Food Transition Tips and Tricks
There are many tactics that can be employed to help your pet tolerate a food transition. We include some tips and tricks below and hope these help ensure a quicker, smoother transition for you and your small pet.
- Add chopped up pieces of their favorite greens or veggies to the blend of new and old pellets, essentially making a “pellet salad.”
- Mix a small amount of fragrant herbs like basil, cilantro, and parsley to encourage your little one to sample new pellets.
- Stay consistent with your feeding method during the transition period. For instance, if you normally feed pellets via a food bowl, continue offering pellets during the transition period via a bowl. If your pet is used to foraging for pellets in a snuffle mat, make sure to continue to use a snuffle mat during the transition period.

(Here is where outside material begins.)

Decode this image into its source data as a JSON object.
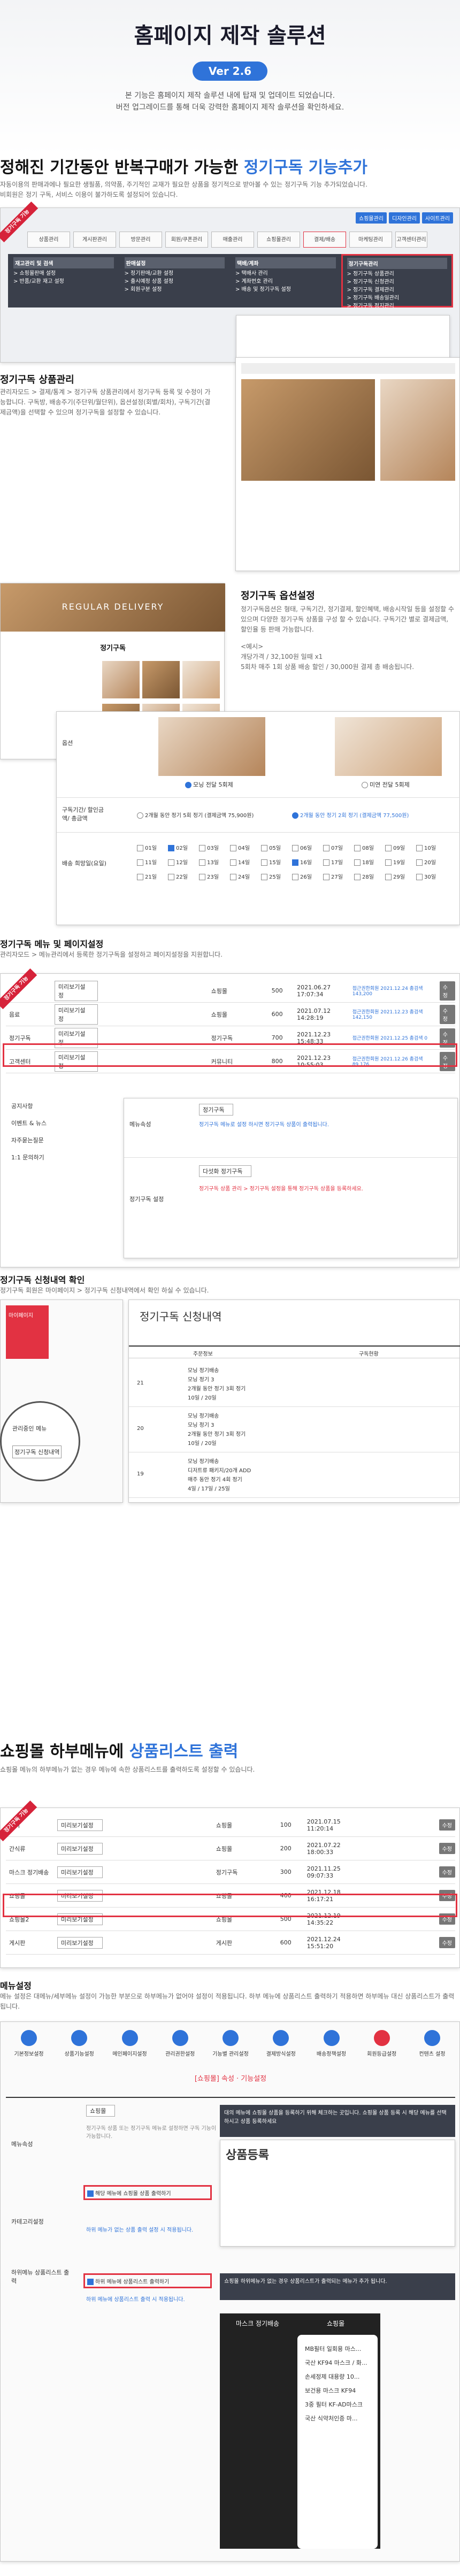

- Only change your pet’s pelleted food out once daily. Make sure to give your pet a chance to come back to their food throughout the day to sample it, rather than removing it before they have a chance to adjust to the food’s different smell, taste, or texture.
- Don’t add any additional old food to your pet’s bowl throughout the day if they have left the new food behind. Stay strong in not overfeeding your pet’s pelleted food. By overfeeding you not only risk your pet gaining an unhealthy amount of weight, but you also signal to your pet that other pelleted food will be made available to them if they turn their nose up at the new food.
- Make sure your herbivore has unlimited access to hay while you’re transitioning their pelleted food. This will help ensure that even if they refuse their pelleted food at first, they still have a constant food source to keep their GI tracts moving.